Development of Decision Support Systems with Artificial Intelligence-Based Synthetic Patient Modeling
Chapter from the book:
İncetaş,
M.
O.
(ed.)
2026.
Recent Research in Computer Science and Engineering.
Synopsis
Artificial intelligence solutions are used to develop decision support systems in the healthcare field. The developed approaches allow for the creation of artificial patient groups that reflect the fundamental characteristics of the data. Synthetic patient models enable the generation of artificial datasets by mimicking the statistical and clinical characteristics of real patient data.

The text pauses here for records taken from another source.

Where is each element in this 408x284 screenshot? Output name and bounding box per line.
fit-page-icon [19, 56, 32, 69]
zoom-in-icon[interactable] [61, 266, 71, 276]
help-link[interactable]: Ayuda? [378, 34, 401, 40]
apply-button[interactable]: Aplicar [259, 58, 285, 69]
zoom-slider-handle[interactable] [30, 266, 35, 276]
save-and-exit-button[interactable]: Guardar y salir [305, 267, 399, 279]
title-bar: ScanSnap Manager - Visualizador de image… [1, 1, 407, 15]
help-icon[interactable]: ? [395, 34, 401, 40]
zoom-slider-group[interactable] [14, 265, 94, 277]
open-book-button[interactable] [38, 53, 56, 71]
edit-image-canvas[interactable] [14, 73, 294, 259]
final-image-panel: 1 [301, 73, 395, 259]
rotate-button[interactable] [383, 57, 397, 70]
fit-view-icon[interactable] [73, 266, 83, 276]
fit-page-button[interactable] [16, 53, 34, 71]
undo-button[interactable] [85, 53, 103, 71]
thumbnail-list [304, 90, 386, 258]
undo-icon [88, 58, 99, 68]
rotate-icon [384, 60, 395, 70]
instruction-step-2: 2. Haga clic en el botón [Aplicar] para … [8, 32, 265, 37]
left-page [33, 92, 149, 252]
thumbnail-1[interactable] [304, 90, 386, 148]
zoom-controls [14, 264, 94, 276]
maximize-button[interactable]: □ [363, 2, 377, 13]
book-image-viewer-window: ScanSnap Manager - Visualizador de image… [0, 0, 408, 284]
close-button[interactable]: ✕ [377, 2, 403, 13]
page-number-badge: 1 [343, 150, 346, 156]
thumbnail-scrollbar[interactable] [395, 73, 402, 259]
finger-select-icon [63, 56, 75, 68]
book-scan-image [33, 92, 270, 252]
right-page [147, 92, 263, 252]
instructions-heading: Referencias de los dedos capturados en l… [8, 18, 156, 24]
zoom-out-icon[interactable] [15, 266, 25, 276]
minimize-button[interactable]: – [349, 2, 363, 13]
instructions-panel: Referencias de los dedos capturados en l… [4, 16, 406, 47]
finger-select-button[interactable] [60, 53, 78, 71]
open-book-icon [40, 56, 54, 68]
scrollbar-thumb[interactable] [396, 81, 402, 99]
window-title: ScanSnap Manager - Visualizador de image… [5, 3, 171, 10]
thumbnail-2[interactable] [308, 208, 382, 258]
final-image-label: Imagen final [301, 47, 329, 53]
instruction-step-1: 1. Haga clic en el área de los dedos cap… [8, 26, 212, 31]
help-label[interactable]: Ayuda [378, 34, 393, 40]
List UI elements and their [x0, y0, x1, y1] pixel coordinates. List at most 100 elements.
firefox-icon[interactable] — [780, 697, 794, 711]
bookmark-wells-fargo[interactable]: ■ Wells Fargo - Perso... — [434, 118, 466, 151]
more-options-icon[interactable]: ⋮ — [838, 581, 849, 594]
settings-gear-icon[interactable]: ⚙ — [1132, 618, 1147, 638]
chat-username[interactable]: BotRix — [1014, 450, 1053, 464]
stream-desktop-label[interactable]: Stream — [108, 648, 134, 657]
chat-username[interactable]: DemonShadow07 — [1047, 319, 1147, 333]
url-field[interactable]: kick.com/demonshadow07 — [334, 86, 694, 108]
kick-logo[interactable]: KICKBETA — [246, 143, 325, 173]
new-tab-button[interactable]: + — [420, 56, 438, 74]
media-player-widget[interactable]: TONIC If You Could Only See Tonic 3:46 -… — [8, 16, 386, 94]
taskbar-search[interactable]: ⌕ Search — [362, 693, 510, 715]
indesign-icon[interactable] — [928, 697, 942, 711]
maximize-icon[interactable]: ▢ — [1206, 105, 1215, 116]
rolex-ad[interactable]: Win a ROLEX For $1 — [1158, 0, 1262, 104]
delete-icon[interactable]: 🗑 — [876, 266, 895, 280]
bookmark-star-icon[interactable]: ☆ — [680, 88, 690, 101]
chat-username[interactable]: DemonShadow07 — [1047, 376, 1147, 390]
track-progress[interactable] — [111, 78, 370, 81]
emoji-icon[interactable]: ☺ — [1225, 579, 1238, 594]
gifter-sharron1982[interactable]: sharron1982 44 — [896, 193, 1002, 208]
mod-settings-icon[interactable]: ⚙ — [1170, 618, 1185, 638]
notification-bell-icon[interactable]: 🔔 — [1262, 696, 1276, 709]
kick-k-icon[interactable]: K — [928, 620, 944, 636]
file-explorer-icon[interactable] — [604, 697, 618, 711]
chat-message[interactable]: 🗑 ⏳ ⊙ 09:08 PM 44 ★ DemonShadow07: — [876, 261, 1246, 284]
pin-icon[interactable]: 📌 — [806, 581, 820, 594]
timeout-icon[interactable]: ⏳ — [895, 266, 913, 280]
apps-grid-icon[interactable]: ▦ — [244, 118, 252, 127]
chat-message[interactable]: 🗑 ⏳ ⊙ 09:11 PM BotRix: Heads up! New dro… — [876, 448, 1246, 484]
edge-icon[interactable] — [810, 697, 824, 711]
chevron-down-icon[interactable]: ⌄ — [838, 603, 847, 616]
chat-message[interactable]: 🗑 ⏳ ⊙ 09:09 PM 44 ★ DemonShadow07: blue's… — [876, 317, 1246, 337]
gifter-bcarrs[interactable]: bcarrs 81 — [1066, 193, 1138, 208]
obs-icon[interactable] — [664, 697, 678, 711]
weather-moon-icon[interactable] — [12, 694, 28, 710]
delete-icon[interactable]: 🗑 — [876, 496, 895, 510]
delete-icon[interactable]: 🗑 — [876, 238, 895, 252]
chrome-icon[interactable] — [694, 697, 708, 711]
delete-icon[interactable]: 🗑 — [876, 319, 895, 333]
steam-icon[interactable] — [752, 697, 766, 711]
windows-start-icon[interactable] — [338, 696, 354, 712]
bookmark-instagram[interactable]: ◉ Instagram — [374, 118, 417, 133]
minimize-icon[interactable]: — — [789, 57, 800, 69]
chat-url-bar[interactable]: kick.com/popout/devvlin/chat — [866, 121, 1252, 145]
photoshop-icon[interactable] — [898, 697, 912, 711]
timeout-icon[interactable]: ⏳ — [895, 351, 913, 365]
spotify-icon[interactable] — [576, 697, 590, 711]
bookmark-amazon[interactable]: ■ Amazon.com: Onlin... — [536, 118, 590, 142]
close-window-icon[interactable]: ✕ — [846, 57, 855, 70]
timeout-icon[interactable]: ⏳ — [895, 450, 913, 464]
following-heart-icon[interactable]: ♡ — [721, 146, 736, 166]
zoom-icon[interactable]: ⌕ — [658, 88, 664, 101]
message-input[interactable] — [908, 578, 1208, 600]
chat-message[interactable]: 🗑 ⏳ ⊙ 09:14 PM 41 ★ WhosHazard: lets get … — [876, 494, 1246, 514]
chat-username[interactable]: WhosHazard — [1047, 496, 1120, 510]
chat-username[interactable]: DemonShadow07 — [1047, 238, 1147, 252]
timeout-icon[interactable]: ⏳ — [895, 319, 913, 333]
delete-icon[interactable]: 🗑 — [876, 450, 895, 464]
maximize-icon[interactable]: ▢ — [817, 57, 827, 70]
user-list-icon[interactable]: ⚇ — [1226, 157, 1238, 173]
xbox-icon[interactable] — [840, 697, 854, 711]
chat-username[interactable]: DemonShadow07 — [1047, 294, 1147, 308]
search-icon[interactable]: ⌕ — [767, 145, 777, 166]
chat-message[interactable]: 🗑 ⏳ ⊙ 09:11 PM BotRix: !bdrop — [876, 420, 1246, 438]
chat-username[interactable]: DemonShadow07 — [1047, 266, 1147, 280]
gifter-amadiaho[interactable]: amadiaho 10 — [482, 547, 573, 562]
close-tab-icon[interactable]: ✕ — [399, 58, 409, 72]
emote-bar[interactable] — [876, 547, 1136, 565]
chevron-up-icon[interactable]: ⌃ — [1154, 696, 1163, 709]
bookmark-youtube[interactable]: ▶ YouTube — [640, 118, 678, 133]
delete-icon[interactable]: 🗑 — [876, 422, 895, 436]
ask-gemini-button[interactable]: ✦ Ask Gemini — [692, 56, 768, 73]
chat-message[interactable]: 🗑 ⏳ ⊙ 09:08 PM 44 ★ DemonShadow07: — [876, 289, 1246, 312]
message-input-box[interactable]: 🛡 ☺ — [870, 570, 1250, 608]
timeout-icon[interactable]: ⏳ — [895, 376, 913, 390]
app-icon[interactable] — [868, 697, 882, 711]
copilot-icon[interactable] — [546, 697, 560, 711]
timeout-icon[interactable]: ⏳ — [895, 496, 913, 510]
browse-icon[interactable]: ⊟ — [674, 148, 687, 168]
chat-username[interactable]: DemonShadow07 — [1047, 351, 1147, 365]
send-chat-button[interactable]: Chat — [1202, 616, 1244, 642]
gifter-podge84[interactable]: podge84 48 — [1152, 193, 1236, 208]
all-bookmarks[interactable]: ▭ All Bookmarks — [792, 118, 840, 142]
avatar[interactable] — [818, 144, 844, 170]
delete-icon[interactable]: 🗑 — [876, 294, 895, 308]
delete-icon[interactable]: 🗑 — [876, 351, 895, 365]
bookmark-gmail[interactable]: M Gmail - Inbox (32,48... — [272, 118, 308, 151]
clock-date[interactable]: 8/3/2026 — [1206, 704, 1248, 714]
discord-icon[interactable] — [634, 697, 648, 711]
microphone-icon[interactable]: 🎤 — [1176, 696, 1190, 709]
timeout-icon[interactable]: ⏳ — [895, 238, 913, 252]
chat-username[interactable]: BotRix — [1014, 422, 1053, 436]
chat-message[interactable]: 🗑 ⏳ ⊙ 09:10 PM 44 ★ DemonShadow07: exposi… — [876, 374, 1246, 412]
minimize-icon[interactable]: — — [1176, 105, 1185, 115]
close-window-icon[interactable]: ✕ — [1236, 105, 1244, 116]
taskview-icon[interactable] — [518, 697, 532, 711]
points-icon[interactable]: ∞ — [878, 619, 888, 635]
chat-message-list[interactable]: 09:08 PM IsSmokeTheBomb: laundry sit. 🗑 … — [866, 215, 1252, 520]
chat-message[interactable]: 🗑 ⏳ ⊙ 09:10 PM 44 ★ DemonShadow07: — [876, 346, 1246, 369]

The resulting synthetic datasets offer a significant alternative, especially in situations where accessing large-scale medical datasets is difficult due to restrictions related to patient confidentiality or limitations in data access. Such datasets allow researchers to examine different patient scenarios, simulate treatment processes, and develop AI-based predictive models. Thus, synthetic patient modeling approaches provide a valuable research infrastructure for the development of clinical decision support systems and the investigation of personalized treatment strategies. This study provides an overview of AI-based synthetic patient generation and its potential applications in clinical decision support systems. The study discusses the fundamental components of synthetic patient modeling, including data integration, treatment simulation, dose optimization, and predictive modeling approaches. In addition, the role of advanced machine learning techniques, particularly graph-based deep learning models, in modeling large-scale clinical data and predicting patient-specific treatment outcomes is examined. It highlights how hybrid modeling strategies, combining computational patient simulations with AI algorithms, can support the development of personalized treatment strategies. By integrating simulation-based patient modeling with modern machine learning approaches, it becomes possible to analyze complex treatment dynamics and generate preliminary information that can assist healthcare professionals in clinical decision-making processes. Overall, AI-powered synthetic patient modeling represents a promising research direction for improving data-driven decision support systems and advancing personalized medicine.